Не меньше князя Ахмашукова-Черкасского был смущен Василий Иванович Стрешнев, ведавший приказом Новой Чети. Ему и дьякам предписывалось немедленно выдать казакам и атаману поденное питье.
– Ну, господи! – возмутился Стрешнев. – Их бы давно повесить надобно, а им питья хмельного царь пожаловал… Да сколько дать?! Татаринову, главному разбойнику донскому, дать по четыре кружки вина, да по две кружки меду – облизывайся языком, чтоб слаще было, – да по две кружки пива на день: пей – не хочу! Петру Щадееву – три кружки вина, две кружки меду, две кружки пива! Не света ли преставление на Москве?.. А казакам! А ну-ка напои злодеев – двадцать один человек! По две кружки вина, по кружке меду, по кружке пива на день каждому! Эко попьют! – покачивал головой прижимистый боярин Стрешнев.
А больше всех был удивлен царским приказом брат купца Василия Облезова, дьяк Гаврило Облезов, в ведении которого был Казенный двор. Гавриле Облезову предписывалось: незамедлительно выдать атаману Татаринову и казакам «на приезд и отъезд» всяких подарков: «Татаринову – камки куфтери двадцать аршин; сукна лундышу – десять аршин. Есаулу – вдвое меньше; казакам: сукна английского, парчовые поддевки, кожи на сапоги и новые тульские самопалы…»
Заговорили в Москве на все лады, во всех домах о том, что государь повелел выдать в Воронеже казакам Татариновой станицы сто пятьдесят ведер вина, пятьсот пудов сухарей, сто пудов зелья, пятьдесят пудов свинца. В прибавку дал еще государь из казны: сто пудов зелья, пятьдесят пудов свинца да из своей личной казны, сверх прочего, пятьсот рублей прикупных денег на хлебные запасы!

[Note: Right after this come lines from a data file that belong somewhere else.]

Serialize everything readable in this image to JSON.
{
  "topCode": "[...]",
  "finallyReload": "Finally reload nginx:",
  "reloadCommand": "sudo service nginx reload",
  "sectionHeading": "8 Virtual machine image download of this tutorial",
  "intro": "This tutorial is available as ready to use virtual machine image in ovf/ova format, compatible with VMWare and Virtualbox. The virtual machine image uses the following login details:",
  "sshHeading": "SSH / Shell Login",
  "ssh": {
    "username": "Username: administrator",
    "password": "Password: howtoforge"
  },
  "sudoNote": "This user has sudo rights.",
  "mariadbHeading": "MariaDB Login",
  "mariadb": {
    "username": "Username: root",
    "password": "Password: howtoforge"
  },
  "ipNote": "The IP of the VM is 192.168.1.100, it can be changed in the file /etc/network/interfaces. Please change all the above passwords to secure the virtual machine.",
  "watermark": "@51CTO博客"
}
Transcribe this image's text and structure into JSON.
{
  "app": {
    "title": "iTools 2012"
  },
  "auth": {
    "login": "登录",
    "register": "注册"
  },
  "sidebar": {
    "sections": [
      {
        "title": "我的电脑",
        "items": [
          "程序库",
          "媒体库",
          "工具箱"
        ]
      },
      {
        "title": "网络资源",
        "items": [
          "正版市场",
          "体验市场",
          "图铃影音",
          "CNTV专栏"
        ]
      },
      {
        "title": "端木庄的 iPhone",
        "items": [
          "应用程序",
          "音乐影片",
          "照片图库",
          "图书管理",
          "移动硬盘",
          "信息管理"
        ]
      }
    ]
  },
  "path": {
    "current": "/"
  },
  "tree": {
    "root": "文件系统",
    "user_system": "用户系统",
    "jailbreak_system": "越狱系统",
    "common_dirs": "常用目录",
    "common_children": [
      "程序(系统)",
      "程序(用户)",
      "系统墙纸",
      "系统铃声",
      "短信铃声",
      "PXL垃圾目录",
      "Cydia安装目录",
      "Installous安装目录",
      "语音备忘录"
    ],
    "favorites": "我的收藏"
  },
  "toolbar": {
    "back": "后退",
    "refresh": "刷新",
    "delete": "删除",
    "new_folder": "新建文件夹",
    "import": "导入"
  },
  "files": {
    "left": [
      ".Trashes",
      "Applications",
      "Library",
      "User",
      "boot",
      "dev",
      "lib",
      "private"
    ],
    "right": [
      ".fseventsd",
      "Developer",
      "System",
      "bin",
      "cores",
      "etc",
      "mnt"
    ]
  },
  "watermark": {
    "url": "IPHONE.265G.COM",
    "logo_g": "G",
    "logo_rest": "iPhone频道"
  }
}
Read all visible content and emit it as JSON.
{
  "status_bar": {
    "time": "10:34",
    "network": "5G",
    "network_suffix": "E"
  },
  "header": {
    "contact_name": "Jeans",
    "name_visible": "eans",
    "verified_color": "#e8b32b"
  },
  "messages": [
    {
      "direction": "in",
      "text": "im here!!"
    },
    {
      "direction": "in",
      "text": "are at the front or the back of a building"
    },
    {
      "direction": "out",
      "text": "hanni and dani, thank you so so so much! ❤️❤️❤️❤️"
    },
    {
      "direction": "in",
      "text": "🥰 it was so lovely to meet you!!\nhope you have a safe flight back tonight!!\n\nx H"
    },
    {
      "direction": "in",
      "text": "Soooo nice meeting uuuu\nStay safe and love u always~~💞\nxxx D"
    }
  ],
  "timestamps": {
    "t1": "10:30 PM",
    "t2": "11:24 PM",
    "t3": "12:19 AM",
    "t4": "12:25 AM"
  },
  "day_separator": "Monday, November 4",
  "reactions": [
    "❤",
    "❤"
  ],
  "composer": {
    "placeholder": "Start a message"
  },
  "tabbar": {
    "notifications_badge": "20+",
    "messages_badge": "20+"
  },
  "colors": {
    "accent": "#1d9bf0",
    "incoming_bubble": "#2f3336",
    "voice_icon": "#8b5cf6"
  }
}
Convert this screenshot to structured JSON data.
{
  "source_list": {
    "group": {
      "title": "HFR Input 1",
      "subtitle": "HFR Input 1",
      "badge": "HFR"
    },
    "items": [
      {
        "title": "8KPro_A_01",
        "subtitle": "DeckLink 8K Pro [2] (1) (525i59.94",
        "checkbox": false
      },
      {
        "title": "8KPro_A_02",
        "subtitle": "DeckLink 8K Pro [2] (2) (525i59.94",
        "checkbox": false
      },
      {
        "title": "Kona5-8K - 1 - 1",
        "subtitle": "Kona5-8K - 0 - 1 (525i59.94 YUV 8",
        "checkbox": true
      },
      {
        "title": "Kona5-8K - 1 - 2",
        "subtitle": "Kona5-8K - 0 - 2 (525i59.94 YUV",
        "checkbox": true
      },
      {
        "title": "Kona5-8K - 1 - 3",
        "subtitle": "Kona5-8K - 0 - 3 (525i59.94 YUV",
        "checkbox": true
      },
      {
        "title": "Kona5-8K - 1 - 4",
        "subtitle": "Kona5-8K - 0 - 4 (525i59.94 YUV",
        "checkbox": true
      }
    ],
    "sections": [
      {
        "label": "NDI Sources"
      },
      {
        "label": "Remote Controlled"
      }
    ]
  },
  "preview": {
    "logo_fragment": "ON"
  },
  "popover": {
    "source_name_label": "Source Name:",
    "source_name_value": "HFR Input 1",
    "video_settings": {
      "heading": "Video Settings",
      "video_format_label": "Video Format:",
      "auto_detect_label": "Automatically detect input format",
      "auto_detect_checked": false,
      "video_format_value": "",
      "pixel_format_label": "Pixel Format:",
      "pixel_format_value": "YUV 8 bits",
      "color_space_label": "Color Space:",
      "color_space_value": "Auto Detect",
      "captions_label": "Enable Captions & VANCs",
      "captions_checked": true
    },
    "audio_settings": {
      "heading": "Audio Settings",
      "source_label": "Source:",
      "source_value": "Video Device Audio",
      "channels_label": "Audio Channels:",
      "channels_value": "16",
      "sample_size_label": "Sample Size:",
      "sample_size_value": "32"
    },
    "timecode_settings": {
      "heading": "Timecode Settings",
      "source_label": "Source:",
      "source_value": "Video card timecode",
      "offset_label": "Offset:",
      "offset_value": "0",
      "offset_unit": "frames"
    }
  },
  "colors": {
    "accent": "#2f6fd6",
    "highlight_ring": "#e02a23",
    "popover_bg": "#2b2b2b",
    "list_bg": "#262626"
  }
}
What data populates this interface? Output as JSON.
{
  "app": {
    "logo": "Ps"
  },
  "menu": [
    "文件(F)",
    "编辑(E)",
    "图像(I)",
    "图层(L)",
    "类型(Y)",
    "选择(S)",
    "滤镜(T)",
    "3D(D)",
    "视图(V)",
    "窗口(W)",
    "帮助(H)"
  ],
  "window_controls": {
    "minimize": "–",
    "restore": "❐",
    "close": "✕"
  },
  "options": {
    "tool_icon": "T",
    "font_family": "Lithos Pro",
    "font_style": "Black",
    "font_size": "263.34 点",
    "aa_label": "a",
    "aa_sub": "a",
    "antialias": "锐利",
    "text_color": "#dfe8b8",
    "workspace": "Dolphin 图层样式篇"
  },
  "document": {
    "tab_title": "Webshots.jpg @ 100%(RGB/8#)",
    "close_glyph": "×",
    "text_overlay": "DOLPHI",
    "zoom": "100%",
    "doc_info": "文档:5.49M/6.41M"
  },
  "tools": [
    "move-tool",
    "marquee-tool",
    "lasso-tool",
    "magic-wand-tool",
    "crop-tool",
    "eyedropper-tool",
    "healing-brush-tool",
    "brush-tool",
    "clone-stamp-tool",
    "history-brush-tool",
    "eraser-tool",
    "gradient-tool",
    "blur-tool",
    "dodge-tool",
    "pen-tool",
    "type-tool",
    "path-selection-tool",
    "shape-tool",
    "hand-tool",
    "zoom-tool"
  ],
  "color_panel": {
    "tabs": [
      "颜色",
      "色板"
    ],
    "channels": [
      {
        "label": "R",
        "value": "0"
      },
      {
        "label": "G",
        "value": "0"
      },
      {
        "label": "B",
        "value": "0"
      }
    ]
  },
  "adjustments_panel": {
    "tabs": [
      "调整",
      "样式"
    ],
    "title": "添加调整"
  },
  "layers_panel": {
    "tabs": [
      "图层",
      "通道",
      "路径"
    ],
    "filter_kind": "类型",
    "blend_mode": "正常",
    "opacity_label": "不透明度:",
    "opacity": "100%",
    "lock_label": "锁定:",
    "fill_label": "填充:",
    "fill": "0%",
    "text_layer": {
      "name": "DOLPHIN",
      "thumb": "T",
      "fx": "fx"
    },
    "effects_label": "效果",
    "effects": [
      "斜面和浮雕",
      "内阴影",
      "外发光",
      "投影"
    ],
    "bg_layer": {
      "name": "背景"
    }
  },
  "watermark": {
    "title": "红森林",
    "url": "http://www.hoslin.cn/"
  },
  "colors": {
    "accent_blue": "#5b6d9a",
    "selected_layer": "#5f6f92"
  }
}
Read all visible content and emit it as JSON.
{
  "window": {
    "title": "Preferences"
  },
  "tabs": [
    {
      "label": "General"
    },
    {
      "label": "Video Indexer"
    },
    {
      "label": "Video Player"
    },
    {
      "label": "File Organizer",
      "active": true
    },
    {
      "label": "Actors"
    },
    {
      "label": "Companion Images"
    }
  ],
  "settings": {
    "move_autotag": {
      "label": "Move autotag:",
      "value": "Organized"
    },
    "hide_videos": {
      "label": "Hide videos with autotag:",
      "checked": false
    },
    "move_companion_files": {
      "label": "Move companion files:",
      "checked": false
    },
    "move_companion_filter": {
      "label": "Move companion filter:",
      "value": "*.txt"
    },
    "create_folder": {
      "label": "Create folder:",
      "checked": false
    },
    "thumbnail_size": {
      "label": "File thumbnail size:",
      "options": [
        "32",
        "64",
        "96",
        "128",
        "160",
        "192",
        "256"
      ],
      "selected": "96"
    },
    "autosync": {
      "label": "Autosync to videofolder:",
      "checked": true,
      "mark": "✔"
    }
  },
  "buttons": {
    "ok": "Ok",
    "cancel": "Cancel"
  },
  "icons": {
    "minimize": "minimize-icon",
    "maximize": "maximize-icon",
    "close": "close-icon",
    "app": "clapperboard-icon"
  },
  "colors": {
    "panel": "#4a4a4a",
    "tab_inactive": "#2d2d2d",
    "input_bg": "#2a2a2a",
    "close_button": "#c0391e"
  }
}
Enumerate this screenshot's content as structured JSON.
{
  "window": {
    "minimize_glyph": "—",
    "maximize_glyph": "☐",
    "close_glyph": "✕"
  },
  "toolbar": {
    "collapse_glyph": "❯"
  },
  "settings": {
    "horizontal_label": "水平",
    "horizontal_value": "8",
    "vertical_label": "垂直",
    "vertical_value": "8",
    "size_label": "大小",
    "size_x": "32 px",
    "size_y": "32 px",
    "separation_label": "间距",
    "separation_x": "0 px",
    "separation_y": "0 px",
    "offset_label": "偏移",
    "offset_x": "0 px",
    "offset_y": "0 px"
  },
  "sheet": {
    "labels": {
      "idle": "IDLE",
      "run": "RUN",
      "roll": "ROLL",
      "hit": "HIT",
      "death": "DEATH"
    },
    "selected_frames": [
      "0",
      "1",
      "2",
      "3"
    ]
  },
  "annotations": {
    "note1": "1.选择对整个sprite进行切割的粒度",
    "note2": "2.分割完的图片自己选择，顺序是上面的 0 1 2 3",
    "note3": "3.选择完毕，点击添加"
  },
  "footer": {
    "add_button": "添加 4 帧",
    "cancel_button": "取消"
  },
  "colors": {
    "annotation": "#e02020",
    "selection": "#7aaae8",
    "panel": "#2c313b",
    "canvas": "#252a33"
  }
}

Князю Алексею Михайловичу Львову, ведавшему приказом Большого двора, и дьяку Максиму Чирикову было приказано послать в Азов для церквей богослужебные книги и изготовить знамя точно по заказу. «Середина – камка-кармазин, крущатая; около середины – опушки из камки-адамашки лазоревой; длина тому знамени – шесть аршин с четью, ширина – три аршина с четью. На знамени написать в середине орла большого, а в орле – клеймо, а в клейме – всадник колет змею. Подпись у того знамени: «Повелением великого государя, царя и великого князя Михаила Федоровича, всея Руси самодержца, и при его государеве сыне, при благоверном царевиче и великом князе Алексее Михайловиче, писано сие знамя на Дон – донским атаманам и казакам, лета 7146 [63] апреля в 16-й день».
63
1638 года.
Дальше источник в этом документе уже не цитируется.